本公开实施例提供的线程快照解析方法可以由线程快照解析装置执行,该装置可以采用软件和/或硬件实现,并可集成在用于执行本公开实施例技术方案的电子设备上。
如图1所示,本公开实施例提供的线程快照解析方法可以包括:
S101、在应用程序的预设运行周期中,基于各个线程的调用栈中第二层栈 帧对应的程序计数器地址,确定至少一个目标程序计数器地址;其中,程序计数器地址用于标识程序运行过程中正在执行的函数指令地址。
在应用程序运行过程中,主线程的调用栈中第二层栈帧用于存储主函数(main函数)的相关信息,即主线程的调用栈中第二层栈帧对应的一定是主函数。在程序运行过程中的主线程和子线程未提前确定的情况下,可以获取程序运行过程中各个线程的调用栈中第二层栈帧对应的程序计数器地址,并按照程序计数器地址筛选策略(例如在每个线程中程序计数器地址的出现次数,一个程序计数器地址是否出现在至少两个线程中等),从获取的多个程序计数器地址中确定出至少一个目标程序计数器地址,作为有效程序计数器地址,以用于预测程序运行过程中线程快照对应的偏移地址(即程序运行过程中函数的偏移地址)。程序运行过程中各个函数的偏移地址是相同的。

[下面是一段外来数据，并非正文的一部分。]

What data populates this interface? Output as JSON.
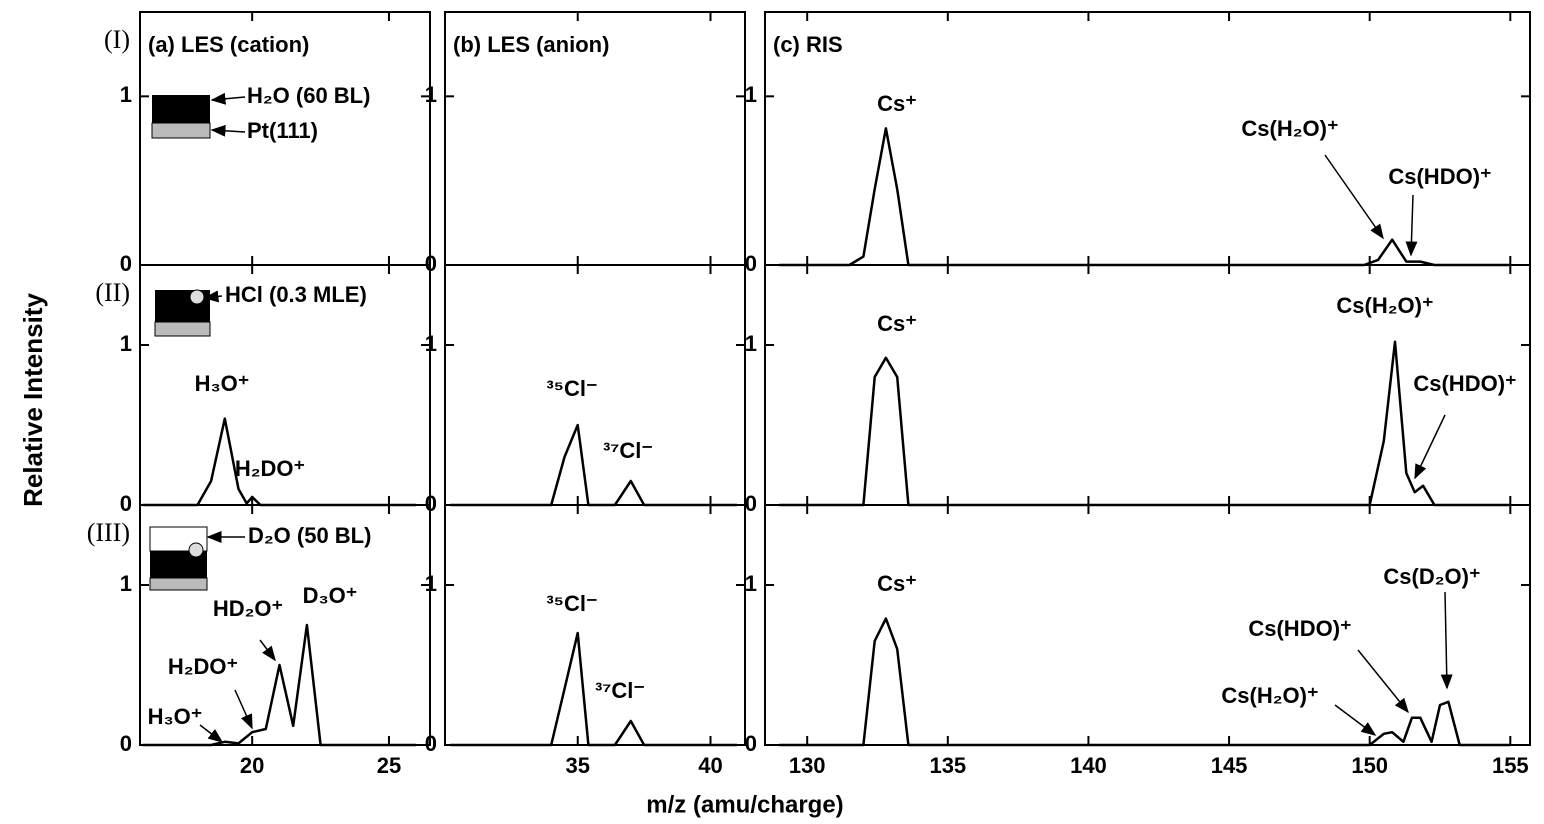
{
  "chart_data": [
    {
      "type": "line",
      "title": "(a) LES (cation)",
      "row_label": "(I)",
      "xlim": [
        15.9,
        26.5
      ],
      "ylim": [
        0,
        1.5
      ],
      "yticks": [
        0,
        1
      ],
      "annotations": [
        "H₂O (60 BL)",
        "Pt(111)"
      ]
    },
    {
      "type": "line",
      "title": "(b) LES (anion)",
      "xlim": [
        30,
        41.3
      ],
      "ylim": [
        0,
        1.5
      ],
      "yticks": [
        0,
        1
      ]
    },
    {
      "type": "line",
      "title": "(c) RIS",
      "xlim": [
        128.5,
        155.7
      ],
      "ylim": [
        0,
        1.5
      ],
      "yticks": [
        0,
        1
      ],
      "color": "#000000",
      "x": [
        129,
        131.5,
        132,
        132.4,
        132.8,
        133.2,
        133.6,
        134,
        149.8,
        150.3,
        150.8,
        151.3,
        151.8,
        152.3,
        155
      ],
      "values": [
        0,
        0,
        0.05,
        0.45,
        0.81,
        0.45,
        0,
        0,
        0,
        0.03,
        0.15,
        0.02,
        0.02,
        0,
        0
      ],
      "annotations": [
        "Cs⁺",
        "Cs(H₂O)⁺",
        "Cs(HDO)⁺"
      ]
    },
    {
      "type": "line",
      "row_label": "(II)",
      "xlim": [
        15.9,
        26.5
      ],
      "ylim": [
        0,
        1.5
      ],
      "yticks": [
        0,
        1
      ],
      "color": "#000000",
      "x": [
        16,
        18,
        18.5,
        19,
        19.5,
        19.8,
        20,
        20.3,
        21,
        26
      ],
      "values": [
        0,
        0,
        0.15,
        0.54,
        0.1,
        0.01,
        0.05,
        0,
        0,
        0
      ],
      "annotations": [
        "HCl (0.3 MLE)",
        "H₃O⁺",
        "H₂DO⁺"
      ]
    },
    {
      "type": "line",
      "xlim": [
        30,
        41.3
      ],
      "ylim": [
        0,
        1.5
      ],
      "yticks": [
        0,
        1
      ],
      "color": "#000000",
      "x": [
        30.2,
        34,
        34.5,
        35,
        35.4,
        36.4,
        37,
        37.5,
        41
      ],
      "values": [
        0,
        0,
        0.3,
        0.5,
        0,
        0,
        0.15,
        0,
        0
      ],
      "annotations": [
        "³⁵Cl⁻",
        "³⁷Cl⁻"
      ],
      "ylabel": "Relative Intensity"
    },
    {
      "type": "line",
      "xlim": [
        128.5,
        155.7
      ],
      "ylim": [
        0,
        1.5
      ],
      "yticks": [
        0,
        1
      ],
      "color": "#000000",
      "x": [
        129,
        132,
        132.4,
        132.8,
        133.2,
        133.6,
        150,
        150.5,
        150.9,
        151.3,
        151.6,
        151.9,
        152.3,
        155
      ],
      "values": [
        0,
        0,
        0.8,
        0.92,
        0.8,
        0,
        0,
        0.4,
        1.02,
        0.2,
        0.08,
        0.12,
        0,
        0
      ],
      "annotations": [
        "Cs⁺",
        "Cs(H₂O)⁺",
        "Cs(HDO)⁺"
      ]
    },
    {
      "type": "line",
      "row_label": "(III)",
      "xlim": [
        15.9,
        26.5
      ],
      "ylim": [
        0,
        1.5
      ],
      "yticks": [
        0,
        1
      ],
      "xticks": [
        20,
        25
      ],
      "color": "#000000",
      "x": [
        16,
        18.5,
        19,
        19.5,
        20,
        20.5,
        21,
        21.5,
        22,
        22.5,
        26
      ],
      "values": [
        0,
        0,
        0.02,
        0.01,
        0.08,
        0.1,
        0.5,
        0.12,
        0.75,
        0,
        0
      ],
      "annotations": [
        "D₂O (50 BL)",
        "D₃O⁺",
        "HD₂O⁺",
        "H₂DO⁺",
        "H₃O⁺"
      ]
    },
    {
      "type": "line",
      "xlim": [
        30,
        41.3
      ],
      "ylim": [
        0,
        1.5
      ],
      "yticks": [
        0,
        1
      ],
      "xticks": [
        35,
        40
      ],
      "color": "#000000",
      "x": [
        30.2,
        34,
        34.5,
        35,
        35.4,
        36.4,
        37,
        37.5,
        41
      ],
      "values": [
        0,
        0,
        0.35,
        0.7,
        0,
        0,
        0.15,
        0,
        0
      ],
      "annotations": [
        "³⁵Cl⁻",
        "³⁷Cl⁻"
      ],
      "xlabel": "m/z (amu/charge)"
    },
    {
      "type": "line",
      "xlim": [
        128.5,
        155.7
      ],
      "ylim": [
        0,
        1.5
      ],
      "yticks": [
        0,
        1
      ],
      "xticks": [
        130,
        135,
        140,
        145,
        150,
        155
      ],
      "color": "#000000",
      "x": [
        129,
        132,
        132.4,
        132.8,
        133.2,
        133.6,
        150,
        150.5,
        150.8,
        151.2,
        151.5,
        151.8,
        152.2,
        152.5,
        152.8,
        153.2,
        155
      ],
      "values": [
        0,
        0,
        0.65,
        0.79,
        0.6,
        0,
        0,
        0.07,
        0.08,
        0.02,
        0.17,
        0.17,
        0.02,
        0.25,
        0.27,
        0,
        0
      ],
      "annotations": [
        "Cs⁺",
        "Cs(D₂O)⁺",
        "Cs(HDO)⁺",
        "Cs(H₂O)⁺"
      ]
    }
  ]
}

预设运行周期的时间长度可以根据需求进行设置,本公开实施例不作具体限定。通过按照预设运行周期,周期性地获取各个线程的调用栈中第二层栈帧对应的程序计数器地址,以用于预测程序运行过程中函数的偏移地址,可以确保偏移地址的预测准确性。
可选地,在应用程序的预设运行周期中,基于各个线程的调用栈中第二层栈帧对应的程序计数器地址,确定至少一个目标程序计数器地址,包括:
在应用程序的预设运行周期中,确定每个线程的调用栈中第二层栈帧对应的程序计数器地址,在该线程中的出现总次数;
基于每个线程中的每个程序计数器地址的出现总次数m,以及各个线程中的线程快照总数之和sum,确定每个线程中的每个程序计数器地址的出现次数占比p,例如p=(m/sum)×100%;
将出现次数占比大于或等于第二占比阈值、且只出现在一个线程中的程序计数器地址确定为至少一个目标程序计数器地址。其中,第二占比阈值的取值可以视情况而定,本公开实施例不作具体限定。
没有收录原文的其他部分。